L’invasion de l’Ukraine fut-elle une erreur historique et peut-on la qualifier de dérive ? Non, car il n’y a pas d’erreurs historiques, il n’y a que des erreurs stratégiques ou tactiques ! Il n’y a que des erreurs d’appréciation, des misreadings. Le chef du Kremlin a certainement sous-estimé ses adversaires et ils sont légion.

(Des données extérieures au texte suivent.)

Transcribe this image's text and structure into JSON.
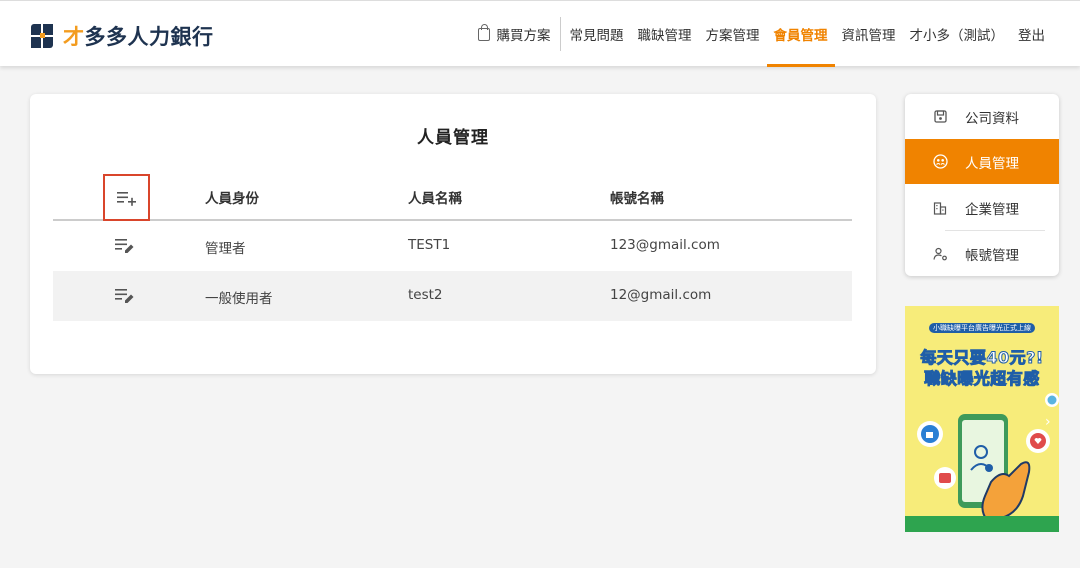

Les acteurs politiques passent leur vie à jauger leur propre puissance, celle de leurs adversaires et surtout celle de leurs alliés ou supposés tels. Car tout est bras de fer dans les relations internationales. Et toute négociation, aussi diplomatique soit-elle, est un combat pour marquer des points, pour rafler la mise. Une conférence de paix est une bataille sans effusion de sang et c’est le plus menaçant des participants qui est censé l’emporter. En ce moment précis, et pour ce qui est du conflit ukrainien, c’est autour des questions de puissance que le monde retient son souffle. À cet égard, il faut réhabiliter la notion de prépotence et penser la géopolitique dans sa globalité mais aussi dans sa particularité. Pour ce faire, un arsenal d’informations est nécessaire, à savoir des ressources historiques, une compréhension multidisciplinaire (géographie, relations internationales, sociologie, économie etc.) et un esprit politiste.

Frédéric Encel, docteur en géopolitique et auteur du livre Les Voies de la puissance. Penser la géopolitique au XXIe siècle, nous éclaire sur tous les concepts de la géopolitique, du rôle central de l’État mais surtout de l’intérêt de la puissance, et présente les nouveaux « puissants » acteurs de ce monde. La vocation de cet ouvrage est de mettre en avant les voies qui mènent à la puissance, « des critères qui la caractérisent, des conditions requises pour espérer l’atteindre, des capacités qu’elle confère et la nécessaire appréhension de sa relativité ». Longtemps galvaudée, la notion de puissance reprend tout son sens. Certes la géopolitique se nourrit de la multidisciplinarité mais la puissance ne se limite plus à la seule utilisation de la force. Cet ouvrage particulièrement intéressant et documenté est écrit dans un style alerte.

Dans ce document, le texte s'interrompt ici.